Background information
Description
You can use the AUTO OPTIMIZE statement only to rewrite small files into a large file. This statement helps you reduce the metadata reading load and improve the query efficiency. After you execute the AUTO OPTIMIZE statement to start an optimization task, the task regularly checks the specified Iceberg table. If multiple small files exist in a table partition, the small files are rewritten into a large file. If a read performance bottleneck of your Iceberg table occurs due to excessive small files, we recommend that you execute the AUTO OPTIMIZE statement to start an optimization task. This improves the read performance of your Iceberg table.
Features
Feature
Description
Optimize a single table
Optimizes a specified table.
Optimize a single database
Optimizes all tables in a specified database.
Optimization process
When you execute the AUTO OPTIMIZE statement, fully managed Flink performs the following operations:
Checks whether the table or database that you want to optimize exists. If the table or database does not exist, an error is returned.
Continuously monitors the specified table or the tables in the specified database. If a table meets the optimization conditions, fully managed Flink optimizes the table.
Prerequisites
The table or database that you want to optimize is registered in the console of fully managed Flink. For more information about the registration method, see Create an Apache Iceberg result table.
Limits
Only fully managed Flink whose engine version is vvr-4.0.12-flink-1.13 or later supports the AUTO OPTIMIZE statement.
You can use the AUTO OPTIMIZE statement only to rewrite small files into a large file.
Only databases that contain Iceberg tables can be optimized. If a database contains Iceberg tables and other types of tables, the database cannot be optimized.
NoteYou can register the Iceberg tables that need to be optimized into a new database and then optimize the new database.
Usage notes
The optimization task that is started by using the AUTO OPTIMIZE statement occupies network bandwidth and some compute units (CUs) of fully managed Flink. When the optimization task is running, the small files that are rewritten into a large file are not deleted. If you want to delete the small files, you must use the snapshot expiration mechanism of Iceberg.
Syntax
Optimize a single table
AUTO OPTIMIZE TABLE <target_table> <target_table>: [catalog_name.][db_name.]table_name
Optimize a single database
AUTO OPTIMIZE DATABASE <target_database> <target_database>: [catalog_name.]db_name
Parameter configuration
Configuration method
You can run the following command to configure the parameters related to AUTO OPTIMIZE:
ALTER TABLE <target_table> SET ('auto-optimize.rewrite.enable' = 'false'); <target_table>: [catalog_name.][db_name.]table_name
NoteYou cannot directly use the ALTER command to modify the parameters of an Iceberg table in a memory-based catalog in the console of fully managed Flink.

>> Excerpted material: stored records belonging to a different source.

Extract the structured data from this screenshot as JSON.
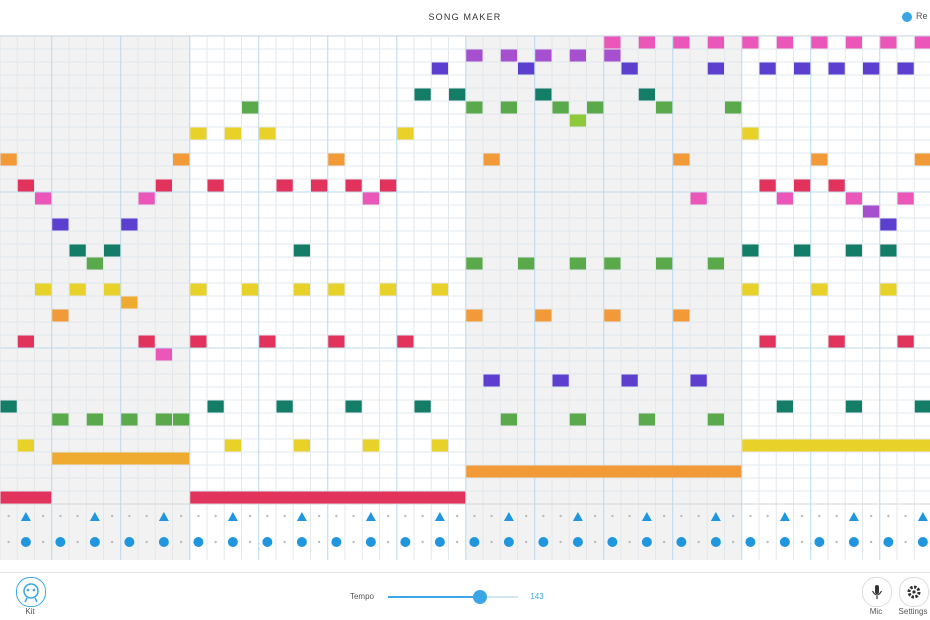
{
  "header": {
    "title": "SONG MAKER",
    "restart": "Re"
  },
  "toolbar": {
    "kit": "Kit",
    "tempo_label": "Tempo",
    "tempo_value": 143,
    "mic": "Mic",
    "settings": "Settings"
  }
}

However, you can modify the parameters of tables in other types of catalogs.
Parameters
Category
Parameter
Description
Unit and default value
Table monitoring parameter
auto-optimize.table-monitor.interval
Specifies the interval at which the system monitors the specified table to determine whether to optimize the table.
You can configure this parameter based on your expectations. Recommended configuration:
If you want to optimize the table at the earliest opportunity, you can set this value to a small value.

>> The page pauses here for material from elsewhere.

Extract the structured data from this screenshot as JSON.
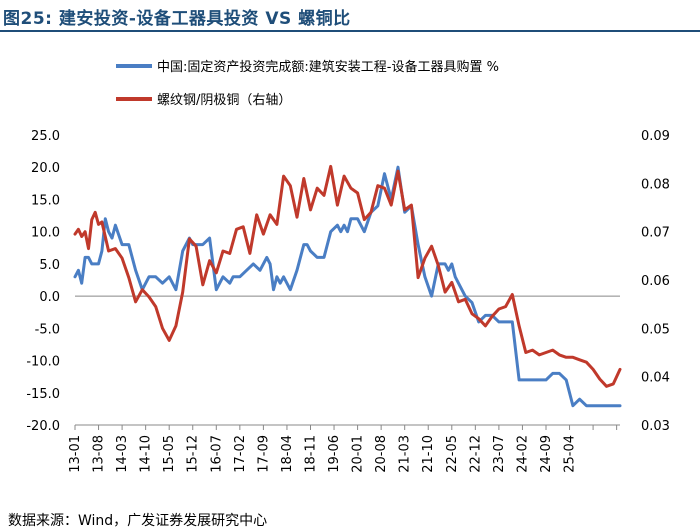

If you want to reduce the frequency of optimizing the table, you can set this value to a large value.
Unit: milliseconds.
Default value: 600000. This value is equivalent to 10 minutes.
Table optimization parameter
auto-optimize.rewrite.enable
Specifies whether to enable file rewriting. Valid values:
true: File rewriting is enabled. This is the default value.
false: File rewriting is disabled.
If you want to optimize a single database but do not want to optimize some tables in the database, you can set this parameter to false for the tables that you do not want to optimize.
N/A.
auto-optimize.rewrite.target-file-size-bytes
The size of the file into which small files are written.
Unit: bytes.
Default value: 536870912. This value is equivalent to 512 MB.